Um natal de pastelaria


 As pastelarias são infernos de Natal. Pessoas encharcadas, agitando guarda-chuvas a pingar, atropelam-se para terem o melhor pão-de-ló, o bolo-rei com mais frutas cristalizadas, empilham caixas dentro de sacos de plástico num esforço para que os doces cheguem secos e intactos à mesa de Consoada.
Esta pastelaria não era muito diferente, com as montras derreadas de bolos, e com mesas adicionais montadas para as coroas de massa cozida que já não cabiam nos lugares do costume.
Mas ao balcão a mole de clientes era maior, mais impaciente do que o costume, inquietada por relógios, horários, compromissos e tarefas, entreolhando-se e lançando expressões acusatórias às empregadas.

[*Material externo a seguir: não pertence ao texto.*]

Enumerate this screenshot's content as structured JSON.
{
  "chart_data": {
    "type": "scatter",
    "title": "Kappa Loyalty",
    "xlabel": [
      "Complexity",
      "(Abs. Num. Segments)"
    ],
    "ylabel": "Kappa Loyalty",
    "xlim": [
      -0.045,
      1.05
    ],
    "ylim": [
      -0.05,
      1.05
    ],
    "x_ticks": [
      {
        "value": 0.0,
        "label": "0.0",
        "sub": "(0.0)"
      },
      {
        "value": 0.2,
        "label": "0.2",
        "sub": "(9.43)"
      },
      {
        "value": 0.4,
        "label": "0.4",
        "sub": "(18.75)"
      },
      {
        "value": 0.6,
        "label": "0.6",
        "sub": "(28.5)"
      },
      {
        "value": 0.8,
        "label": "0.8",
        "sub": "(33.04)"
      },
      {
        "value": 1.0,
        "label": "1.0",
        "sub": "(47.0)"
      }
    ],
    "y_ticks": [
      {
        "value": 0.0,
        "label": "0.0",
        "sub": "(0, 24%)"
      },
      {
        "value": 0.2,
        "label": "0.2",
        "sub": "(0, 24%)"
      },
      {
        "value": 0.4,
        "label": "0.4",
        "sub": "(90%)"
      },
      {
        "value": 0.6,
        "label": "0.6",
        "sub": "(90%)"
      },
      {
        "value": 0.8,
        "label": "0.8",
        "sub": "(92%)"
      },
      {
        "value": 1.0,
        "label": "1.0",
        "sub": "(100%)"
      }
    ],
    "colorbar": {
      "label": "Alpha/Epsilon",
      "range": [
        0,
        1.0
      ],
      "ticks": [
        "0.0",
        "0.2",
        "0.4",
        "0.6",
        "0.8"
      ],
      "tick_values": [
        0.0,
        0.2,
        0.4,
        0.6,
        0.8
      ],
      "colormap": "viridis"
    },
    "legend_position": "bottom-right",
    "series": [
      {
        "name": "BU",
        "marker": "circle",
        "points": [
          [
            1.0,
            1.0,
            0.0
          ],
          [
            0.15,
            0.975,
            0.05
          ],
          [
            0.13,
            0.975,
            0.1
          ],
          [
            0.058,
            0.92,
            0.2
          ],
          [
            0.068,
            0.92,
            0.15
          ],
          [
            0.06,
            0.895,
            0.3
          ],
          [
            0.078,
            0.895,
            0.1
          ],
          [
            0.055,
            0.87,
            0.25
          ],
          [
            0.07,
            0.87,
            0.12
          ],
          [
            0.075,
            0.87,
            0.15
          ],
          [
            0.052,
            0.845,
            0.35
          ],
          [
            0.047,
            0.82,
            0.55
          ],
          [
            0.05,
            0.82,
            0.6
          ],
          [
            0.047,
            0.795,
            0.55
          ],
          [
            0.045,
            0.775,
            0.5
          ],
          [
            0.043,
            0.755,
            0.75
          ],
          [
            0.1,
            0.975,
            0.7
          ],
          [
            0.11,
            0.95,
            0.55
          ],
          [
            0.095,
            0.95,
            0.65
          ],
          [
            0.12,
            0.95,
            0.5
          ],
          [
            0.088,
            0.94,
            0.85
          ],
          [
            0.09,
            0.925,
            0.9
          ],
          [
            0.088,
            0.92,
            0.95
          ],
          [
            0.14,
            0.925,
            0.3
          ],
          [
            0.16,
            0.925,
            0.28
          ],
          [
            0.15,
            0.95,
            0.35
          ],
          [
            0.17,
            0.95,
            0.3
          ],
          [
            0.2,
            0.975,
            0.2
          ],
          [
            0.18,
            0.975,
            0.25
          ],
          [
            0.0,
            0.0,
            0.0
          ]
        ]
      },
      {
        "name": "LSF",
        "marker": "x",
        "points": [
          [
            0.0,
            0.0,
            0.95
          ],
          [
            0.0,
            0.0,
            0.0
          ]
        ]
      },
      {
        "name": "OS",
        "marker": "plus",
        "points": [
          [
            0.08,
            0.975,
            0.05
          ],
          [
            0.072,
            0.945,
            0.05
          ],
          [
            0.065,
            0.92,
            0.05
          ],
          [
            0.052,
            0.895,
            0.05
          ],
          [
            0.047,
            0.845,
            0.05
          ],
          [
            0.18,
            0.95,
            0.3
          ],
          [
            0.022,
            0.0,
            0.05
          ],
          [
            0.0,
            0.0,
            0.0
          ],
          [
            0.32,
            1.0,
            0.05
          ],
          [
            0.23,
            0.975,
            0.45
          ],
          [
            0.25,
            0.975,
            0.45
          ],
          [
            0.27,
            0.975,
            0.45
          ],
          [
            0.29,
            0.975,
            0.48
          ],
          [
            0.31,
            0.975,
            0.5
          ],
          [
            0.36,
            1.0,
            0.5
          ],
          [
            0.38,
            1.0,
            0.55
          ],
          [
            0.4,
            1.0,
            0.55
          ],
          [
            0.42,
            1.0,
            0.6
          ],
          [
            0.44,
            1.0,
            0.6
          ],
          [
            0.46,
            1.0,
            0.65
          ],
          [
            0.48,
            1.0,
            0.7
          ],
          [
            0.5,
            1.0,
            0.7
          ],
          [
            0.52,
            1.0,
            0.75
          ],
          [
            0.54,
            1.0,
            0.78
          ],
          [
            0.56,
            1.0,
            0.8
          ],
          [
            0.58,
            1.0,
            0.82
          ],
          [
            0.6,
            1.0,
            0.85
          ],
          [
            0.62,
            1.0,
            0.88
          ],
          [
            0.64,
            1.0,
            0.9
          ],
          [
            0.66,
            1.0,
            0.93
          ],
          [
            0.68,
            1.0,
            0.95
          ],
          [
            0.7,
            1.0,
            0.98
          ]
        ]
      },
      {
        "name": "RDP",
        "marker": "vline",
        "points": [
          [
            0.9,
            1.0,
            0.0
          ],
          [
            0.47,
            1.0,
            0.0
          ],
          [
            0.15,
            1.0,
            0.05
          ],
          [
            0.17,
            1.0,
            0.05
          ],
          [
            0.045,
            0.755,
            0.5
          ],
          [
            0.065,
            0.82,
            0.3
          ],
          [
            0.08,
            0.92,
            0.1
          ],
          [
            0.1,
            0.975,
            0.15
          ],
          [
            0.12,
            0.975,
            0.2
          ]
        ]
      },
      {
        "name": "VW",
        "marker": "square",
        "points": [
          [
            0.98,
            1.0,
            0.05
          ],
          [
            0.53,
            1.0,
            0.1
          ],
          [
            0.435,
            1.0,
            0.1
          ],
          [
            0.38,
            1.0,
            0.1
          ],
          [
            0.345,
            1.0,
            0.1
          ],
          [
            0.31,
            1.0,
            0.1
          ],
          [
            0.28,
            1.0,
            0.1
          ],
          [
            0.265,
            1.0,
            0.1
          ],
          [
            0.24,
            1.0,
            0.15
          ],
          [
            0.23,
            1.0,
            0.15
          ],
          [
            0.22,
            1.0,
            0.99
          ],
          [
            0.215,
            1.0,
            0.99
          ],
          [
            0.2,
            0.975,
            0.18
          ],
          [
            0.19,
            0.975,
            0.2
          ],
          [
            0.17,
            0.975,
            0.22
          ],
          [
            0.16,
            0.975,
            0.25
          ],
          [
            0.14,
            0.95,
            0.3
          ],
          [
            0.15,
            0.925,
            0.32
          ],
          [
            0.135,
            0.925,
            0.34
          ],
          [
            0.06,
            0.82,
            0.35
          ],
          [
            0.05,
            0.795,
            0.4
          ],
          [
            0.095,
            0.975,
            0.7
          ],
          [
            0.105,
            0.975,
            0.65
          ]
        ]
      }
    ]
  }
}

Estas, quase indiferentes, estavam paradas a escutar um homem. Era um homem já de idade, cujos membros ainda guardavam vigores insuspeitos. O homem não comprava nada. Falava. Falava. Falava de comida, de bolos, de bebida, de saúde, de esperanças para o próximo ano. Das pequenas coisas que só interessam ao desespero de ser escutado. E as duas empregadas escutavam-no, por vezes lançando olhares de escusa para os restantes clientes, mas concentrando toda a sua atenção na conversa banal daquele cliente, como se ele lhes transmitisse o segredo mais importante.
E a multidão de clientes impacientava-se. Alguns saíram, outros faziam ruídos e lançavam olhares de súplica. Mas nenhum se atrevia a interromper, a levantar a voz.
Por fim, uma das empregadas despediu-se do homem, com um sorriso e desejos de um ótimo natal, e foi atender outro cliente, que pediu um bolo-rei recheado de gila. E ver o bolo passar diante de si o cliente idoso pareceu despertar, ter consciência da massa humana que esperava atrás de si. E foi com um sorriso radioso, de quem acabou de receber o melhor presente de sempre, que falou para toda a gente: - Uma pessoa está na conversa e nem se apercebe do tempo a passar. Desculpem. Querem bolo? Aquele tinha mesmo bom aspeto. Posso oferecer bolo a toda a gente?
Apressada, a maioria dos clientes recusou polidamente, mas um silêncio respeitoso tinha-se instalado na pastelaria, como se subitamente todos aqueles bolos, tortas e folhados tivessem perdido o seu brilho perante o magnífico presente que aquelas empregadas de balcão tinham acabado de oferecer a alguém.